ナット
吉祥寺の古いアパートの一室に、ひっそりと灯る古道具屋がある。店の名は「ナット」。扉を開くと、そこには独特の風景が広がっている。
空間の中心に据えられているのは、大きな台。その上に、古道具や日用品、ハンドメイドの品々が布の上に並べられている。この陳列方法は、店主がかつて蚤の市で限られたスペースにできるだけ多くの品を並べようとしたことから偶然生まれたものだという。物が密度をもって集まりながらも、不思議と窮屈さを感じない。むしろ一つひとつの存在感が浮かび上がり、自然と視線が引き寄せられていく。

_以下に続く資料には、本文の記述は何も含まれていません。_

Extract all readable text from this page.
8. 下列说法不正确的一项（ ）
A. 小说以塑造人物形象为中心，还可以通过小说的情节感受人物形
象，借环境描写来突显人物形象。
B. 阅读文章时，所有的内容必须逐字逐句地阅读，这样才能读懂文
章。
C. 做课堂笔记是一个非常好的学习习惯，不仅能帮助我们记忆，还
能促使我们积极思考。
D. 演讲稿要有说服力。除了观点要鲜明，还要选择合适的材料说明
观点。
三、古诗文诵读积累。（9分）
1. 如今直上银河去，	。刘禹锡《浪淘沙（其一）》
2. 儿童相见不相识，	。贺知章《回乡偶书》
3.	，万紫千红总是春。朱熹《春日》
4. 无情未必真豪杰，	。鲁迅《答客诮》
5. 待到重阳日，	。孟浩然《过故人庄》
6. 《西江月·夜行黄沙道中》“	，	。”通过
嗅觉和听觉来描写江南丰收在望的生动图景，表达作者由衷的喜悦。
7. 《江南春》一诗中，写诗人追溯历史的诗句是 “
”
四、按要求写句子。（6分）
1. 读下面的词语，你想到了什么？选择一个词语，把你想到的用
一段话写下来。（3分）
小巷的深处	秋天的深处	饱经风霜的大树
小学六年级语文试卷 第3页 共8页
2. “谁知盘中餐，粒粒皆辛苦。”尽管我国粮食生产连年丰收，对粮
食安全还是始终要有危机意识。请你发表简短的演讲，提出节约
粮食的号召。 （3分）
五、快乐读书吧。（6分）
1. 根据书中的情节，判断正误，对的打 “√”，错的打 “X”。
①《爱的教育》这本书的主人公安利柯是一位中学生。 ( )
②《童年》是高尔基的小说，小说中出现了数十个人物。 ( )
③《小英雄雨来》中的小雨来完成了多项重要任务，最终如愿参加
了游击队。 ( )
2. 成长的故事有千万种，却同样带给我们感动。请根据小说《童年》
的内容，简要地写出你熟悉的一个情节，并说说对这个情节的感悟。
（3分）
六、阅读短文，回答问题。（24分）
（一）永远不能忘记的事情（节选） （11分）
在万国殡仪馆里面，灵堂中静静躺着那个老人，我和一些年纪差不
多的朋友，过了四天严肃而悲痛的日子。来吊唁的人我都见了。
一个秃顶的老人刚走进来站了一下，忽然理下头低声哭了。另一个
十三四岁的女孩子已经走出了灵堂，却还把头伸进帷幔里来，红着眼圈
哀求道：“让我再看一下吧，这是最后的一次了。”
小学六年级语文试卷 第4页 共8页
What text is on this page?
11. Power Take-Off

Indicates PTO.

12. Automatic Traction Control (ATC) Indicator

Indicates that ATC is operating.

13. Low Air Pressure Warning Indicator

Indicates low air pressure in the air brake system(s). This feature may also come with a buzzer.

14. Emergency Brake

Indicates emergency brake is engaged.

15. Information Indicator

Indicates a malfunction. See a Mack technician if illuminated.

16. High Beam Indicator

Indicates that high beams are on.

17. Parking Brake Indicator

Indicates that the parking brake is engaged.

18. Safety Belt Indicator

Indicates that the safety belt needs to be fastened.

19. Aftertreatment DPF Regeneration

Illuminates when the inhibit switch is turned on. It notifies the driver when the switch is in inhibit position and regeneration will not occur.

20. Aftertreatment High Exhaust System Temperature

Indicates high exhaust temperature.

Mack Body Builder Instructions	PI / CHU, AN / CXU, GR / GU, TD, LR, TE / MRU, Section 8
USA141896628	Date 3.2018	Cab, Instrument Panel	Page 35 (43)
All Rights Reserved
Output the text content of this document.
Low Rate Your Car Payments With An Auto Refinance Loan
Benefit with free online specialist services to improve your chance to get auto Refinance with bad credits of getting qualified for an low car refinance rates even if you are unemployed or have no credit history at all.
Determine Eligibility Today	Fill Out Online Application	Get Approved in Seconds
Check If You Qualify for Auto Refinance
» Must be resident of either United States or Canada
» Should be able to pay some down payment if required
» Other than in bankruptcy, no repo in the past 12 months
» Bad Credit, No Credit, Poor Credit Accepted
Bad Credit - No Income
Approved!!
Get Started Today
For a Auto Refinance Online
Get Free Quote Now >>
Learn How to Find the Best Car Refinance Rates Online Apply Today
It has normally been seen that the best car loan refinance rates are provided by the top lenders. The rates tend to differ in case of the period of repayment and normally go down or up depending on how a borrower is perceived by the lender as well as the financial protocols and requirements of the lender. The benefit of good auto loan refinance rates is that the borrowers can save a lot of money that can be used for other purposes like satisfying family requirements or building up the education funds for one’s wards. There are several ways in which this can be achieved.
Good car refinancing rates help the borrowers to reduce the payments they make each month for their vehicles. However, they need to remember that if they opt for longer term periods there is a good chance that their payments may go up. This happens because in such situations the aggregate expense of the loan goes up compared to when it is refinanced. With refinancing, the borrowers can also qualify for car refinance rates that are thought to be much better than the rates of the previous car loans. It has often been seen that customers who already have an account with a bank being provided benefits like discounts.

集められているのは、プラスチックやアルミなど、平成以降に一般化した素材を使った比較的近代の日本の道具たち。全面が白一色の日本製ルービックキューブ、旅館のゲームコーナーで見かけるスマートボール、箱だけが残ったドライバーセット…どこか見覚えがありながらも、普段は見過ごしてしまうような品が所狭しと並ぶ。
しかし、この店ではそれらが単なる懐かしい物としてではなく、置かれることで新しい意味を帯びてくる。用途や背景、時代の気配がふと立ち上がり、思わず手に取って眺めたくなる。まるで店主の私室に迷い込んだかのような親密な空間の中で、モノとの静かな対話が始まるのだ。
タイミングが合えば、店主がお茶を勧めてくれることもある。そんな何気ない時間もまた、この店の魅力のひとつ。日用品と古道具のあいだにある小さな物語を探しに、ふらりと訪れてみたい一軒だ。